Once you have TLS working for your site, visitors to the HTTP version will be redirected to the HTTPS version by default, but you can control this behavior from our control panel.
- Go to the Site Information panel for your site.
- In the "Config Information" box, select the "Edit" button on the "HTTPS Redirection" line.
- Set the Canonical HTTPS value to "on" if you want HTTP visitors redirected to HTTPS and "off" if you do not.
(Don't worry, this setting does not apply to any alias of the site that is not set up for TLS.)

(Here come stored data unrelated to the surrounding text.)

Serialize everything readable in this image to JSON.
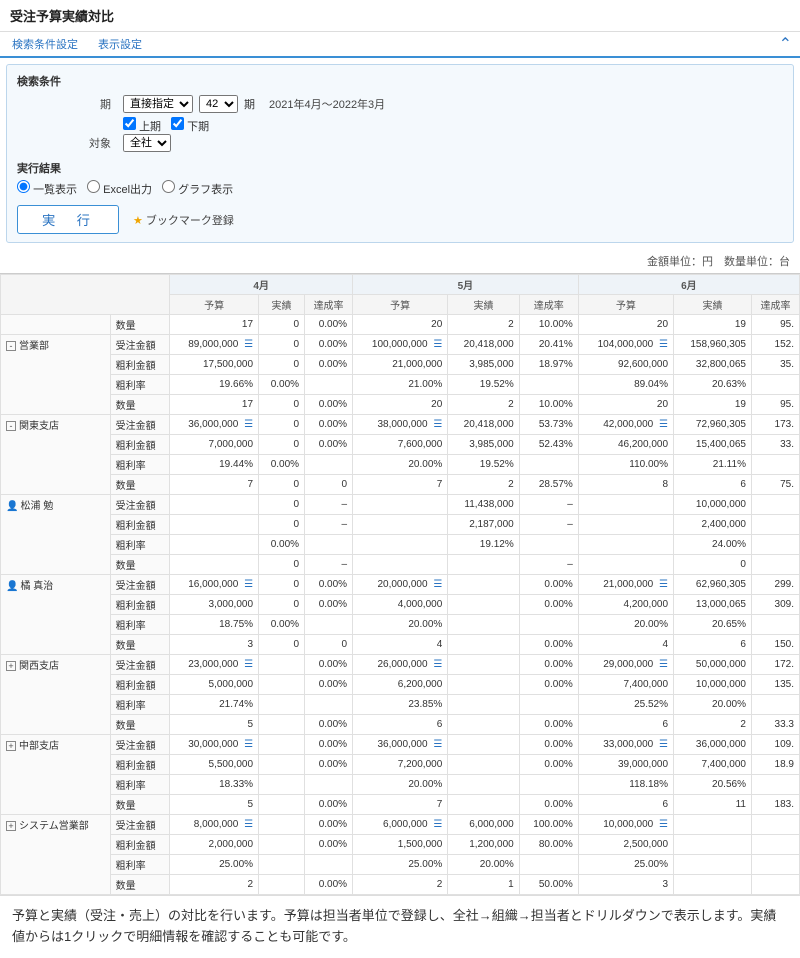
{
  "title": "受注予算実績対比",
  "tabs": {
    "search": "検索条件設定",
    "display": "表示設定"
  },
  "search": {
    "heading": "検索条件",
    "period_label": "期",
    "period_select1": "直接指定",
    "period_select2": "42",
    "period_suffix": "期",
    "period_range": "2021年4月～2022年3月",
    "first_half": "上期",
    "second_half": "下期",
    "target_label": "対象",
    "target_value": "全社",
    "results_heading": "実行結果",
    "radio_list": "一覧表示",
    "radio_excel": "Excel出力",
    "radio_graph": "グラフ表示",
    "exec_btn": "実　行",
    "bookmark": "ブックマーク登録"
  },
  "units": "金額単位：円　数量単位：台",
  "months": [
    "4月",
    "5月",
    "6月"
  ],
  "cols": [
    "予算",
    "実績",
    "達成率"
  ],
  "row_labels": {
    "suryo": "数量",
    "juchu": "受注金額",
    "arari": "粗利金額",
    "arariritsu": "粗利率"
  },
  "top_row": {
    "suryo": {
      "m4": [
        "17",
        "0",
        "0.00%"
      ],
      "m5": [
        "20",
        "2",
        "10.00%"
      ],
      "m6": [
        "20",
        "19",
        "95."
      ]
    }
  },
  "groups": [
    {
      "name": "営業部",
      "type": "org",
      "exp": "-",
      "rows": {
        "juchu": {
          "m4": [
            "89,000,000",
            "0",
            "0.00%"
          ],
          "m5": [
            "100,000,000",
            "20,418,000",
            "20.41%"
          ],
          "m6": [
            "104,000,000",
            "158,960,305",
            "152."
          ]
        },
        "arari": {
          "m4": [
            "17,500,000",
            "0",
            "0.00%"
          ],
          "m5": [
            "21,000,000",
            "3,985,000",
            "18.97%"
          ],
          "m6": [
            "92,600,000",
            "32,800,065",
            "35."
          ]
        },
        "arariritsu": {
          "m4": [
            "19.66%",
            "0.00%",
            ""
          ],
          "m5": [
            "21.00%",
            "19.52%",
            ""
          ],
          "m6": [
            "89.04%",
            "20.63%",
            ""
          ]
        },
        "suryo": {
          "m4": [
            "17",
            "0",
            "0.00%"
          ],
          "m5": [
            "20",
            "2",
            "10.00%"
          ],
          "m6": [
            "20",
            "19",
            "95."
          ]
        }
      }
    },
    {
      "name": "関東支店",
      "type": "org",
      "exp": "-",
      "rows": {
        "juchu": {
          "m4": [
            "36,000,000",
            "0",
            "0.00%"
          ],
          "m5": [
            "38,000,000",
            "20,418,000",
            "53.73%"
          ],
          "m6": [
            "42,000,000",
            "72,960,305",
            "173."
          ]
        },
        "arari": {
          "m4": [
            "7,000,000",
            "0",
            "0.00%"
          ],
          "m5": [
            "7,600,000",
            "3,985,000",
            "52.43%"
          ],
          "m6": [
            "46,200,000",
            "15,400,065",
            "33."
          ]
        },
        "arariritsu": {
          "m4": [
            "19.44%",
            "0.00%",
            ""
          ],
          "m5": [
            "20.00%",
            "19.52%",
            ""
          ],
          "m6": [
            "110.00%",
            "21.11%",
            ""
          ]
        },
        "suryo": {
          "m4": [
            "7",
            "0",
            "0"
          ],
          "m5": [
            "7",
            "2",
            "28.57%"
          ],
          "m6": [
            "8",
            "6",
            "75."
          ]
        }
      }
    },
    {
      "name": "松浦 勉",
      "type": "person",
      "rows": {
        "juchu": {
          "m4": [
            "",
            "0",
            "–"
          ],
          "m5": [
            "",
            "11,438,000",
            "–"
          ],
          "m6": [
            "",
            "10,000,000",
            ""
          ]
        },
        "arari": {
          "m4": [
            "",
            "0",
            "–"
          ],
          "m5": [
            "",
            "2,187,000",
            "–"
          ],
          "m6": [
            "",
            "2,400,000",
            ""
          ]
        },
        "arariritsu": {
          "m4": [
            "",
            "0.00%",
            ""
          ],
          "m5": [
            "",
            "19.12%",
            ""
          ],
          "m6": [
            "",
            "24.00%",
            ""
          ]
        },
        "suryo": {
          "m4": [
            "",
            "0",
            "–"
          ],
          "m5": [
            "",
            "",
            "–"
          ],
          "m6": [
            "",
            "0",
            ""
          ]
        }
      }
    },
    {
      "name": "橘 真治",
      "type": "person",
      "rows": {
        "juchu": {
          "m4": [
            "16,000,000",
            "0",
            "0.00%"
          ],
          "m5": [
            "20,000,000",
            "",
            "0.00%"
          ],
          "m6": [
            "21,000,000",
            "62,960,305",
            "299."
          ]
        },
        "arari": {
          "m4": [
            "3,000,000",
            "0",
            "0.00%"
          ],
          "m5": [
            "4,000,000",
            "",
            "0.00%"
          ],
          "m6": [
            "4,200,000",
            "13,000,065",
            "309."
          ]
        },
        "arariritsu": {
          "m4": [
            "18.75%",
            "0.00%",
            ""
          ],
          "m5": [
            "20.00%",
            "",
            ""
          ],
          "m6": [
            "20.00%",
            "20.65%",
            ""
          ]
        },
        "suryo": {
          "m4": [
            "3",
            "0",
            "0"
          ],
          "m5": [
            "4",
            "",
            "0.00%"
          ],
          "m6": [
            "4",
            "6",
            "150."
          ]
        }
      }
    },
    {
      "name": "関西支店",
      "type": "org",
      "exp": "+",
      "rows": {
        "juchu": {
          "m4": [
            "23,000,000",
            "",
            "0.00%"
          ],
          "m5": [
            "26,000,000",
            "",
            "0.00%"
          ],
          "m6": [
            "29,000,000",
            "50,000,000",
            "172."
          ]
        },
        "arari": {
          "m4": [
            "5,000,000",
            "",
            "0.00%"
          ],
          "m5": [
            "6,200,000",
            "",
            "0.00%"
          ],
          "m6": [
            "7,400,000",
            "10,000,000",
            "135."
          ]
        },
        "arariritsu": {
          "m4": [
            "21.74%",
            "",
            ""
          ],
          "m5": [
            "23.85%",
            "",
            ""
          ],
          "m6": [
            "25.52%",
            "20.00%",
            ""
          ]
        },
        "suryo": {
          "m4": [
            "5",
            "",
            "0.00%"
          ],
          "m5": [
            "6",
            "",
            "0.00%"
          ],
          "m6": [
            "6",
            "2",
            "33.3"
          ]
        }
      }
    },
    {
      "name": "中部支店",
      "type": "org",
      "exp": "+",
      "rows": {
        "juchu": {
          "m4": [
            "30,000,000",
            "",
            "0.00%"
          ],
          "m5": [
            "36,000,000",
            "",
            "0.00%"
          ],
          "m6": [
            "33,000,000",
            "36,000,000",
            "109."
          ]
        },
        "arari": {
          "m4": [
            "5,500,000",
            "",
            "0.00%"
          ],
          "m5": [
            "7,200,000",
            "",
            "0.00%"
          ],
          "m6": [
            "39,000,000",
            "7,400,000",
            "18.9"
          ]
        },
        "arariritsu": {
          "m4": [
            "18.33%",
            "",
            ""
          ],
          "m5": [
            "20.00%",
            "",
            ""
          ],
          "m6": [
            "118.18%",
            "20.56%",
            ""
          ]
        },
        "suryo": {
          "m4": [
            "5",
            "",
            "0.00%"
          ],
          "m5": [
            "7",
            "",
            "0.00%"
          ],
          "m6": [
            "6",
            "11",
            "183."
          ]
        }
      }
    },
    {
      "name": "システム営業部",
      "type": "org",
      "exp": "+",
      "rows": {
        "juchu": {
          "m4": [
            "8,000,000",
            "",
            "0.00%"
          ],
          "m5": [
            "6,000,000",
            "6,000,000",
            "100.00%"
          ],
          "m6": [
            "10,000,000",
            "",
            ""
          ]
        },
        "arari": {
          "m4": [
            "2,000,000",
            "",
            "0.00%"
          ],
          "m5": [
            "1,500,000",
            "1,200,000",
            "80.00%"
          ],
          "m6": [
            "2,500,000",
            "",
            ""
          ]
        },
        "arariritsu": {
          "m4": [
            "25.00%",
            "",
            ""
          ],
          "m5": [
            "25.00%",
            "20.00%",
            ""
          ],
          "m6": [
            "25.00%",
            "",
            ""
          ]
        },
        "suryo": {
          "m4": [
            "2",
            "",
            "0.00%"
          ],
          "m5": [
            "2",
            "1",
            "50.00%"
          ],
          "m6": [
            "3",
            "",
            ""
          ]
        }
      }
    }
  ],
  "description": "予算と実績（受注・売上）の対比を行います。予算は担当者単位で登録し、全社→組織→担当者とドリルダウンで表示します。実績値からは1クリックで明細情報を確認することも可能です。"
}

You can also optionally indicate strict transport security. However, we don't recommend doing this unless you understand what it's for and how it works. If you get this wrong, you could potentially lock visitors out of your site for six months. The benefit is that if you do this, it will inform browsers to automatically use HTTPS to access your site, even if someone types in an http:// URL.
If you want to do this, add a line to an .htaccess file in your site's public directory something like:
Header always set Strict-Transport-Security "max-age=3600;" "expr=%{req_novary:X-Forwarded-Proto}=='https'"
Once you are very, very sure everything is working properly, you can change the 3600 to 15552000 and optionally add "includeSubDomains" after the semicolon to improve the rating of your site's security on sites like SSLlabs. However, be very careful in doing so, as this value represents 180 days, and if you make a mistake such as redirecting people to an HTTPS version of an alias that isn't set up for HTTPS, you can potentially lock them out of your site for that length of time.